I can't speak for other authors, but the way I've always worked with publishers on articles can be summarized this way:
- I send the prospective publisher an idea for an article, a rough draft of an article, or an essentially complete article, and I ask if they are interested in publishing it. If so, we move to step 2.
- We negotiate a contract for the article. Generally speaking, I grant them certain publication rights, and they agree to pay me something for them.
- I deliver a final version of the article, which they then convert into whatever format will be published.
- They ask me to review the converted article to ensure that no errors were introduced during conversion.
- The article is published.
I contacted DDJ and expressed my concern that they had published without our agreeing on a contract or my being given a chance to review the article for errors. They sent a proposed contract, and I requested changes.
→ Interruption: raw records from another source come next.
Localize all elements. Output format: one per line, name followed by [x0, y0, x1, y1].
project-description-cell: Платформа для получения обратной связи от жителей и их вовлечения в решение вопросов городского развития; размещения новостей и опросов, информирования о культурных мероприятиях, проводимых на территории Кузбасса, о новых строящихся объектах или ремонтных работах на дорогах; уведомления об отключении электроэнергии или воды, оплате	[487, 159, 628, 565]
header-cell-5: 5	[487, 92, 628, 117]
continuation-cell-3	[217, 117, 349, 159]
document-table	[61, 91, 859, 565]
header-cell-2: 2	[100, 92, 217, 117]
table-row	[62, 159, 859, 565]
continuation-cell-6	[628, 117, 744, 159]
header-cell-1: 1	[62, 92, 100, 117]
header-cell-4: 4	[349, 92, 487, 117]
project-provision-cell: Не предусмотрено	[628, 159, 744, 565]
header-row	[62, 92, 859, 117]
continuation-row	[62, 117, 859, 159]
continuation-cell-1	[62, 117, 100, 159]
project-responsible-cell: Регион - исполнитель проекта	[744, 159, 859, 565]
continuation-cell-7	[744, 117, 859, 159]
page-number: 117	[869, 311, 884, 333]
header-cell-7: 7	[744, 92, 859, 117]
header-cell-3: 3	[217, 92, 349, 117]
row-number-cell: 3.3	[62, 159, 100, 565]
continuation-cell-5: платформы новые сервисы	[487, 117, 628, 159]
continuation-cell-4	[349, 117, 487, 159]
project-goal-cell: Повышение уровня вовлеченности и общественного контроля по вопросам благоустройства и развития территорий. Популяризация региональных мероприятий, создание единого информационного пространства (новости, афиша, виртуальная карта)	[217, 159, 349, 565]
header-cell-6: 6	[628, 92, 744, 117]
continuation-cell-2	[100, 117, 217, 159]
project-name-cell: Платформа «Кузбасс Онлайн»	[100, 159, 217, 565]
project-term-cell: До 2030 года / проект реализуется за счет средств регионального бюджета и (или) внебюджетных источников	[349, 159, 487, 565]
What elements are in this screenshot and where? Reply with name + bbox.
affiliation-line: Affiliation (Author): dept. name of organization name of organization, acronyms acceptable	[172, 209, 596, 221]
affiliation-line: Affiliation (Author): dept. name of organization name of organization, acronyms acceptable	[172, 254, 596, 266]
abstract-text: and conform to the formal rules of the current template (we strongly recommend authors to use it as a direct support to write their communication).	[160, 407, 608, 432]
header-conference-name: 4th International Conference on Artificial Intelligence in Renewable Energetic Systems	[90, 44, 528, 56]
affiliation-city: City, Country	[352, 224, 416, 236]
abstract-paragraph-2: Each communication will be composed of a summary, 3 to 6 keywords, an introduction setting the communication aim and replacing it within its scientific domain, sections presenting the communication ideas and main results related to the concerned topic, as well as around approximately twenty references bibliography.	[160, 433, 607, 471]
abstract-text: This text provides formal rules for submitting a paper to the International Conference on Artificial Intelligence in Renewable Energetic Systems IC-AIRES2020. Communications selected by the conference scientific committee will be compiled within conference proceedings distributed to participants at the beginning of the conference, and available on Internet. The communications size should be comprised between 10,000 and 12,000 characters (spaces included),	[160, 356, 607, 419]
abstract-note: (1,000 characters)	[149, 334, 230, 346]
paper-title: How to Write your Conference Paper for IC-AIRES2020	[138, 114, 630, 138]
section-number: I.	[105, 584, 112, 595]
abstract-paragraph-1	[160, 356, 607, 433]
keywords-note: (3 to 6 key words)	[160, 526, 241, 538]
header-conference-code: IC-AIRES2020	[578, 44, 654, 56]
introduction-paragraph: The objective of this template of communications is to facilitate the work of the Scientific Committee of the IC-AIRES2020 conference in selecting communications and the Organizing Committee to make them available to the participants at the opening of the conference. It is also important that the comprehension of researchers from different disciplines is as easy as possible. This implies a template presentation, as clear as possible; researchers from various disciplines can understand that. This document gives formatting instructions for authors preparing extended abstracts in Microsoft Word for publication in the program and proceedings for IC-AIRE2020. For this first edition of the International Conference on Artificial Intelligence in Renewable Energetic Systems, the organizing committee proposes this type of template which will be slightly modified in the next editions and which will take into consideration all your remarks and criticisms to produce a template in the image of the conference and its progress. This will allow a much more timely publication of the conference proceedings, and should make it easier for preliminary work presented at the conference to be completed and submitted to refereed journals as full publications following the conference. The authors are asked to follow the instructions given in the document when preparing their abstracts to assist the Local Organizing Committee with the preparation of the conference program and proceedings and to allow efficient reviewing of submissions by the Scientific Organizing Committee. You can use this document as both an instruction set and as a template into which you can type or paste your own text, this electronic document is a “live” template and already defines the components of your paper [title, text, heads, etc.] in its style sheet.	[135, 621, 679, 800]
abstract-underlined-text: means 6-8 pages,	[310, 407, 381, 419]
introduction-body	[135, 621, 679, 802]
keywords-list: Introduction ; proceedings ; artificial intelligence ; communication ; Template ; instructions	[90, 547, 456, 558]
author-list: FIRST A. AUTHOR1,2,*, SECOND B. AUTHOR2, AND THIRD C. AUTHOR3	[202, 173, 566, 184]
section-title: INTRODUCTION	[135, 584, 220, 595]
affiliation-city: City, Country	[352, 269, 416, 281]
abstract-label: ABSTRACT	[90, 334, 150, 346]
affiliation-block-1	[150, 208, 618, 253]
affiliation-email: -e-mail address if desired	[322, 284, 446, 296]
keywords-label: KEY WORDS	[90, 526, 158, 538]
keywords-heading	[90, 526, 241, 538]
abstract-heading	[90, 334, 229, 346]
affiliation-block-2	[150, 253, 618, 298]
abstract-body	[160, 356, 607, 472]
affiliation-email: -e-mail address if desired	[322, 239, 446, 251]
We went back and forth a couple of times. They eventually decided that we would be unable to come to agreement, so they removed the article from their site. I found out about this when somebody posted a comment to that effect to my blog, although DDJ sent official notice some time later.
As an aside, the contract negotiations didn't get hung up on money. It was more about the kinds of rights DDJ would acquire and who'd have control over the content of the article.
I'm sorry about the confusion about the article's location, but at least we can enjoy the irony of an article about appearing and disappearing consts itself appearing, disappearing, and now reappearing. I still hope you find the article interesting and useful.